La fatigue me parcoure les yeux et le vent glacial me pénètre la bouche. La mer est encore loin et je voudrais être là ; pourtant la vie me parcoure le temps. Et c’est une autre histoire à voir, que je ressens. Les paysages défilent à n’en plus finir, et la longue silhouette à mes côtés m’apaise de son ombre.
Nous avons cheminé depuis un temps qui me paraît éternel ; quelques jours seulement peut-être. L’immensité est là, et je ne vois que la fumée des villes, à travers les reflets du désert. Mes pas s’enfoncent dans les dunes et la lune est soudain haute. Je sens perler les grains sur mes chevilles et c’est une sensation agréable, même quand on l’oublie.
Il marche à mes côtés et j’en suis heureux. Je le sens auprès, jamais on ne s’éloigne trop. Il parle peu mais parfois, il chante. Et sa voix résonne dans cette immensité claire, que les nuages traversent. Nous nous arrêterons bientôt dormir, mais nous profitons de la fraicheur pour avancer encore, comme le vent nous y engage.
Mes yeux, parfois, parlent sans rien dire et il me répond qu’il ne sait pas exactement ce que nous cherchons mais qu’il a confiance en nous et que la mer sera notre deuxième étape. Je l’écoute et je marche, car depuis le premier jour mon cœur l’a aimé. Je me souviens de notre rencontre, je me souviens l’avoir trouvé beau. Cette présence calme, ces mains légèrement vieillies et ce regard franc. C’était il y a déjà des mois, me dis-je, mais le temps m’avait perdu. Nous allons dans le sable blanc.
Lorsque nous dormons, le sable froid nous recouvre et son contact me paraît comme de l’eau ; je rêve alors que nous sommes arrivés. Pourtant, la mer est loin, encore loin, toujours loin et les vagues fraiches du sable ne portent les embruns que du soleil et de la nuit. Parfois, mon esprit n’a pas besoin de dormir pour se perdre tout à fait et le long du jour, je m’en vais dans des allées lointaines, dans le creux des montagnes ou des collines, ou dans des paysages que l’imagination entière me dicte.

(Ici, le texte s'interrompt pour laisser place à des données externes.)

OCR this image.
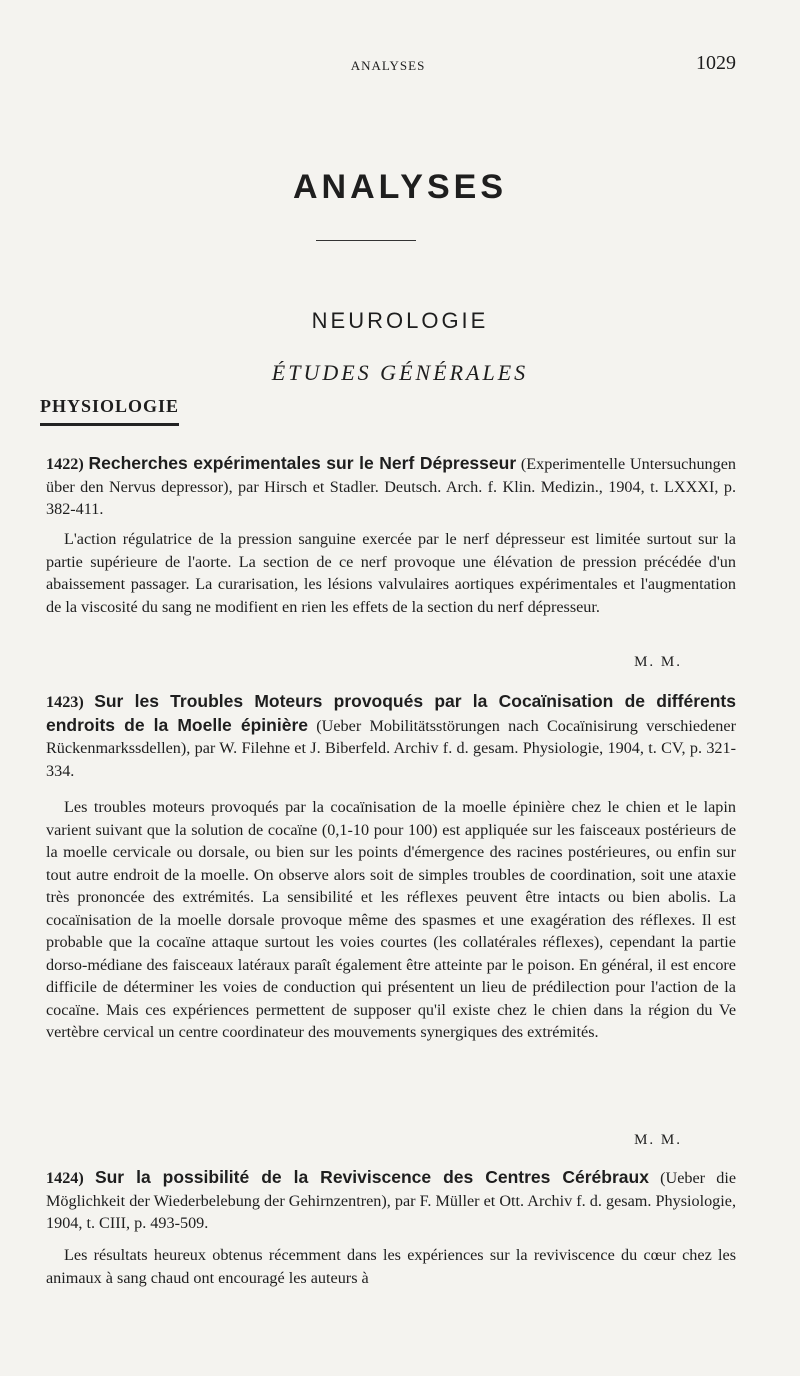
ANALYSES	1029
ANALYSES
NEUROLOGIE
ÉTUDES GÉNÉRALES
PHYSIOLOGIE
1422) Recherches expérimentales sur le Nerf Dépresseur (Experimentelle Untersuchungen über den Nervus depressor), par Hirsch et Stadler. Deutsch. Arch. f. Klin. Medizin., 1904, t. LXXXI, p. 382-411.
L'action régulatrice de la pression sanguine exercée par le nerf dépresseur est limitée surtout sur la partie supérieure de l'aorte. La section de ce nerf provoque une élévation de pression précédée d'un abaissement passager. La curarisation, les lésions valvulaires aortiques expérimentales et l'augmentation de la viscosité du sang ne modifient en rien les effets de la section du nerf dépresseur.
M. M.
1423) Sur les Troubles Moteurs provoqués par la Cocaïnisation de différents endroits de la Moelle épinière (Ueber Mobilitätsstörungen nach Cocaïnisirung verschiedener Rückenmarkssdellen), par W. Filehne et J. Biberfeld. Archiv f. d. gesam. Physiologie, 1904, t. CV, p. 321-334.
Les troubles moteurs provoqués par la cocaïnisation de la moelle épinière chez le chien et le lapin varient suivant que la solution de cocaïne (0,1-10 pour 100) est appliquée sur les faisceaux postérieurs de la moelle cervicale ou dorsale, ou bien sur les points d'émergence des racines postérieures, ou enfin sur tout autre endroit de la moelle. On observe alors soit de simples troubles de coordination, soit une ataxie très prononcée des extrémités. La sensibilité et les réflexes peuvent être intacts ou bien abolis. La cocaïnisation de la moelle dorsale provoque même des spasmes et une exagération des réflexes. Il est probable que la cocaïne attaque surtout les voies courtes (les collatérales réflexes), cependant la partie dorso-médiane des faisceaux latéraux paraît également être atteinte par le poison. En général, il est encore difficile de déterminer les voies de conduction qui présentent un lieu de prédilection pour l'action de la cocaïne. Mais ces expériences permettent de supposer qu'il existe chez le chien dans la région du Ve vertèbre cervical un centre coordinateur des mouvements synergiques des extrémités.
M. M.
1424) Sur la possibilité de la Reviviscence des Centres Cérébraux (Ueber die Möglichkeit der Wiederbelebung der Gehirnzentren), par F. Müller et Ott. Archiv f. d. gesam. Physiologie, 1904, t. CIII, p. 493-509.
Les résultats heureux obtenus récemment dans les expériences sur la reviviscence du cœur chez les animaux à sang chaud ont encouragé les auteurs à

Le ciel partout, ses bras immenses qui s’abattent sur le sable. Le ciel infini que la lune patine. J’ai peur parfois qu’il vienne avaler mon compagnon, et me laisse seul ; j’ai peur que la nuit me l’enlève. La nuit n’est jamais complètement noire, le ciel luit et ouvre sa profondeur, montrant les étoiles qui percent ses entrailles. Je les entends parfois frémir.